AMARILLO, Texas — At a special Potter County Commissioners Court meeting on Aug. 6, 2025, jail consultant Kenny Burns told commissioners that recent peak inmate counts have exceeded the county jail’s 599-bed design capacity and that the county must decide whether to expand the existing facility, build a new jail, or accept the ongoing costs of doing nothing.
Burns, who said the court and jail staff had toured the Potter County Jail and a more modern facility in Deaf Smith County, told the court the county’s facility needs analysis from the Texas Commission on Jail Standards (TCJS), dated August 2024, should be revalidated. "On that peak day, you don't have enough space," Burns said, describing recent monthly peaks that, he said, have been well north of 600 inmates.
Why it matters: commissioners were presented with multiple data points that affect capacity planning, including jail commission (TCJS) reports, Potter County jail population and average daily population figures, paper-ready inmate counts, an Amarillo community growth report (Oct. 2024) showing population shifts into Randall County, and a TxDOT vehicle count that Burns said shows about 32,000 vehicles per day on I-40 through Amarillo—an indicator of transient traffic that can affect arrests and jail usage.
Key facts and figures
- Design capacity: 599 beds (current facility design capacity, cited from the TCJS facility needs analysis).

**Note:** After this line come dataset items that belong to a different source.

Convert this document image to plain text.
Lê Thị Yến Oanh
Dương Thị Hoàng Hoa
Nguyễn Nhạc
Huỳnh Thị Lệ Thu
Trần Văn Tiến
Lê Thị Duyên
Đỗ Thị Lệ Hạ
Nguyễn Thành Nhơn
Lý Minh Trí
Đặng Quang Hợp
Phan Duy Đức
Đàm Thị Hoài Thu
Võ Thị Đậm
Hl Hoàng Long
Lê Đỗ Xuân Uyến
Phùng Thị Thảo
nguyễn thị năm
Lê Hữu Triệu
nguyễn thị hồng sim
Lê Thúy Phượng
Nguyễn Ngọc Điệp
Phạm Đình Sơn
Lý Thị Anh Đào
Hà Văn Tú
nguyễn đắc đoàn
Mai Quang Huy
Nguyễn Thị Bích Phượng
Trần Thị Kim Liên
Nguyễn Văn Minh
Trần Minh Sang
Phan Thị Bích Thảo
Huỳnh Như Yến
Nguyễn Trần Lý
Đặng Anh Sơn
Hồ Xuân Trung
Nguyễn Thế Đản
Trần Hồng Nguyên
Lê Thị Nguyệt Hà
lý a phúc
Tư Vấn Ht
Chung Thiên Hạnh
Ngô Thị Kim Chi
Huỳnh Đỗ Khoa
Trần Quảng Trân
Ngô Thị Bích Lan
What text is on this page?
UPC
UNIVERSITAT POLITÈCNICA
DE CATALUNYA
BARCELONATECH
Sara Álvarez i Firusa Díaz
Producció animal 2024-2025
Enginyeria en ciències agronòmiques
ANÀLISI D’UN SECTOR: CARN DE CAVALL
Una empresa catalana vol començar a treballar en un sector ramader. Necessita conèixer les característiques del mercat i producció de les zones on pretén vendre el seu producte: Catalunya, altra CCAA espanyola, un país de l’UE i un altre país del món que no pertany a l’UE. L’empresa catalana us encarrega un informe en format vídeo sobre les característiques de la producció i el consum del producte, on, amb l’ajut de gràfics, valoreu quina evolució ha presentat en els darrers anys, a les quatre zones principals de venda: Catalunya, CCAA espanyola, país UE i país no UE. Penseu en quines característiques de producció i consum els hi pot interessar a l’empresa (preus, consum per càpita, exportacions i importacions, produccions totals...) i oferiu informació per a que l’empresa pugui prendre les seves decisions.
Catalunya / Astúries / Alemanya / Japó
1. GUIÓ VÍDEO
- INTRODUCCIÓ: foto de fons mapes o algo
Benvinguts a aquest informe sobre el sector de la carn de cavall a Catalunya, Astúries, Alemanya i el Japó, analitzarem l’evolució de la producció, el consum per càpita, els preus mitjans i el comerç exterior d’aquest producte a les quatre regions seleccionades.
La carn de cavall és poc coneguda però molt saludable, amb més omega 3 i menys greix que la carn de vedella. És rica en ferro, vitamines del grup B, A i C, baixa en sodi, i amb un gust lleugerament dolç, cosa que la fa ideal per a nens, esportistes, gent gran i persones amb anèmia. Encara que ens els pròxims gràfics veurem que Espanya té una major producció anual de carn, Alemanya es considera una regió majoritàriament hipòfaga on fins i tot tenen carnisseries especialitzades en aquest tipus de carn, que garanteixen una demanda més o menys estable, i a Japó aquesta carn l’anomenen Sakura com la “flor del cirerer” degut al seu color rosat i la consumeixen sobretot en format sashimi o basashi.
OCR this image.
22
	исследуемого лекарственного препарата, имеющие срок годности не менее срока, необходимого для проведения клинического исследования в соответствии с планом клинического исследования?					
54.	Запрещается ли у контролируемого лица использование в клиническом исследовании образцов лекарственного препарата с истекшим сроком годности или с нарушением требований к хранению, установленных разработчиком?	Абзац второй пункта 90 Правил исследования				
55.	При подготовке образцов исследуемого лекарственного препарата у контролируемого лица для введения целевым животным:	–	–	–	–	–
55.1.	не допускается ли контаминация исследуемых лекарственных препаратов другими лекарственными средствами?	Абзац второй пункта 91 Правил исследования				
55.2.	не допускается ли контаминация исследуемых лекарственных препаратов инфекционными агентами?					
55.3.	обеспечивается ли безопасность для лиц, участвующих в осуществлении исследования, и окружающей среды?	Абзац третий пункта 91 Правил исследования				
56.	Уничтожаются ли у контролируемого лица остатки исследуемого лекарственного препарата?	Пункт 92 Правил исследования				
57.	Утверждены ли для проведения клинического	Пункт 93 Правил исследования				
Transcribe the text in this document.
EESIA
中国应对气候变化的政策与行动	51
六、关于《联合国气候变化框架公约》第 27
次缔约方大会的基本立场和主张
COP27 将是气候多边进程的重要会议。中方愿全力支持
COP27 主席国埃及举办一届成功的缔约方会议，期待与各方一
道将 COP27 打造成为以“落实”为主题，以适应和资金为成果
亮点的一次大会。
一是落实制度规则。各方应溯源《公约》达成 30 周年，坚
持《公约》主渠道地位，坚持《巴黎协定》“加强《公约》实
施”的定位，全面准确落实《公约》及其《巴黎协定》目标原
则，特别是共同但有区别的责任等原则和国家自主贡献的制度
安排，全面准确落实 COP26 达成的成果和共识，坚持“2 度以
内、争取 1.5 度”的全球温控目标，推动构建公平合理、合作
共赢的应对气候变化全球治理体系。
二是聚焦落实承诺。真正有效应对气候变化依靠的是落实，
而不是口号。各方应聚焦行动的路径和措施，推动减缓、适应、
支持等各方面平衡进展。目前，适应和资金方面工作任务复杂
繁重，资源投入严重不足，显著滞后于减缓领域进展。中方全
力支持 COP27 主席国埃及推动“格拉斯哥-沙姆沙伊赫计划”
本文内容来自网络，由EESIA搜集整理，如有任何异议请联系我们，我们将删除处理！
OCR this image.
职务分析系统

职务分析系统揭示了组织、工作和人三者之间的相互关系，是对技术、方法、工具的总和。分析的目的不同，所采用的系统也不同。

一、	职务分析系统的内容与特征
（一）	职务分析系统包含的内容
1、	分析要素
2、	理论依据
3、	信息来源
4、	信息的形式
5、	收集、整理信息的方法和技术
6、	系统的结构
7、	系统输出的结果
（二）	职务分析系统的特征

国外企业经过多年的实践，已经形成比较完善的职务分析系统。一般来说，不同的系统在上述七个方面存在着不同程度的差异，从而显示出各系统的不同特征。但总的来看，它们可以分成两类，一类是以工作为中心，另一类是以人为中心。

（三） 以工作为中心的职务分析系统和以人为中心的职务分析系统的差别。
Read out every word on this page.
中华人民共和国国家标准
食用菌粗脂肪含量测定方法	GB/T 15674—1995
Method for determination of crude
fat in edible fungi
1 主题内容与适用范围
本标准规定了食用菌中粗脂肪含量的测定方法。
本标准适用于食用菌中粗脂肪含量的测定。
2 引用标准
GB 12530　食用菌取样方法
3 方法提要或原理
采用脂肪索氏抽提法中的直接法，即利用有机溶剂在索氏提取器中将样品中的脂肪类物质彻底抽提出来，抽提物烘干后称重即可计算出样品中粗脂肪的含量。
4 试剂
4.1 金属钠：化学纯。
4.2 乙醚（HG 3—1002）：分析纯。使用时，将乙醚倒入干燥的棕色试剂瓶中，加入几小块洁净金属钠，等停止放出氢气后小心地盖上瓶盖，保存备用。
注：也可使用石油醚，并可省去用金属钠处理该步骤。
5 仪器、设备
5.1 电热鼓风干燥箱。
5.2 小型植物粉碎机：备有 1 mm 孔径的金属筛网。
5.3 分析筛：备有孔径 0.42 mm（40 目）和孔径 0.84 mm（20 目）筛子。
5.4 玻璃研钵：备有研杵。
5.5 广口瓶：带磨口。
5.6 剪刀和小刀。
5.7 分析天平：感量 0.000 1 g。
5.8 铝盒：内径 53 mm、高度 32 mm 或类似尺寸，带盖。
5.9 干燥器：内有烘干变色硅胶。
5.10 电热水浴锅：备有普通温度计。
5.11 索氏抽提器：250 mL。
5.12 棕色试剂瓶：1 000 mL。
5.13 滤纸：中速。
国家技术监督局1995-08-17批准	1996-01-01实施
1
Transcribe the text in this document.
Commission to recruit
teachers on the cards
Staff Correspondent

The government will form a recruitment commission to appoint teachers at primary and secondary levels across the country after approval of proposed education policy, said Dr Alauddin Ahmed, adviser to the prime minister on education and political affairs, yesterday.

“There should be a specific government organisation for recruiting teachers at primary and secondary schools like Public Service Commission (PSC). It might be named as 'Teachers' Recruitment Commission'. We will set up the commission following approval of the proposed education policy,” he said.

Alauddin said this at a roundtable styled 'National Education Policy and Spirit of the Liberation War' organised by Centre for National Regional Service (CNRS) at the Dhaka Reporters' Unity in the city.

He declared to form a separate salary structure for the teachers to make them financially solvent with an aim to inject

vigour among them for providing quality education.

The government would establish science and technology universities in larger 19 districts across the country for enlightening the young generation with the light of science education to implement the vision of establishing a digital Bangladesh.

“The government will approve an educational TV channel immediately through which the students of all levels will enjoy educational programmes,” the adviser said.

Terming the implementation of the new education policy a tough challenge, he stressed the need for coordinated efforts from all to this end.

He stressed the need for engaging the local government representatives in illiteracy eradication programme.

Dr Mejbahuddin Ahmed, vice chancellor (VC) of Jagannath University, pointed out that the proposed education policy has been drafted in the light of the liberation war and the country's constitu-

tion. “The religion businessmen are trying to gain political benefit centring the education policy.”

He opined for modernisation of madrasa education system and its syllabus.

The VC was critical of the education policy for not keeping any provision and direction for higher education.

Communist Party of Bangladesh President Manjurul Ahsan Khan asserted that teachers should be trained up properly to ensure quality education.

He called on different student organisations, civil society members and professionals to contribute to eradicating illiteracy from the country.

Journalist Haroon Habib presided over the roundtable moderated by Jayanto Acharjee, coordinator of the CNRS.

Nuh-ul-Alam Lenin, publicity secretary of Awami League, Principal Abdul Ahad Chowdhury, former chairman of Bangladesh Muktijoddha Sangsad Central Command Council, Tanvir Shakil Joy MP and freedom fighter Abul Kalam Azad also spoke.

- Reported TCJS 12-month peak (2023–24): 608 inmates (Burns read from the commission’s facility needs analysis), and Burns said more recent internal reports show peaks above that number, including a reported October 2024 high of 653.
- Monthly peak examples Burns presented (January–July 2025 data he cited): January 2025 peak 607 (42 out of county); February 630 (25 out of county); March 637 (43 out of county); April 628 (50 out of county); May 604 (41 out of county); June 585; July 596.
- Paper-ready inmates: Burns said Potter County had 81 paper-ready inmates in one December 2024 snapshot; other comparable counties cited in his review showed widely varying counts (examples: Bowie County 58, Bastrop 3, Gregg 56).
- Timeline and cost examples: Burns said an expansion of the current jail would take about 2.5 years, while building a new facility would take about 4 years (roughly 15–18 months for design and procurement, plus ~30 months construction). Using recent projects as examples, Burns estimated a new jail in the 700-bed range could cost roughly $200–$230 million today (he cited a 776-bed Midland County project as a sizing example). He warned that construction inflation could dramatically increase future costs (he cited an 8% annual construction-cost escalation factor and a projection that waiting 25 years could push a current $200 million estimate into the billions).
What commissioners heard about causes and constraints
Burns emphasized that average daily population figures do not capture peak-day stress on the facility and that out-of-county housing is already occurring when the jail exceeds capacity. He also described a complex local factor: Amarillo’s municipal area straddles Potter and Randall counties, which Burns said complicates arrest and booking statistics because some arrests by Amarillo police may occur in either county. Burns and others at the meeting said they need clearer arrest-location data from Amarillo Police Department to parse how many arrests and resulting jail admissions are attributable to Potter versus Randall County.
Operational problems Burns flagged included aging mechanical, electrical and plumbing systems; obsolete security electronics and door control systems; limited mental-health housing within the existing jail design; and bottlenecks such as commissary and property-room capacities. "I see no reason to spend money trying to fix that building," Burns said of the current jail, describing it as "end of life" and saying he heard no positive feedback from staff during the facility tours.
Discussion and next steps
No formal vote or ordinance was recorded during the special meeting. Burns said the sheriff had notified the jail commission (TCJS) that the county is engaged and requesting an update to the facility needs analysis; Burns asked the sheriff, court staff and others to help gather additional records (Amarillo PD arrest locations and calls-for-service data, school-district reports, and other agency reports such as DEA/DPS trafficking assessments and TxDOT traffic counts) so the TCJS analysis and any county planning can be validated. Burns said his office will produce a fuller, evidence-based report once those data are assembled and validated with the jail commission.
Several commissioners and the presiding judge acknowledged the urgency of addressing peaks while an expanded or new facility is planned, noting the county will continue to incur out-of-county housing costs during any 2.5–4 year implementation period. The meeting closed with no formal decision; Burns and staff said they will return with a validated report and proposed scenarios for commissioner consideration.
Ending
The court received the presentation and directed staff and the consultant team to continue gathering and validating data with the Texas Commission on Jail Standards and other agencies; no binding decision on expansion or construction was made at the Aug. 6 special meeting.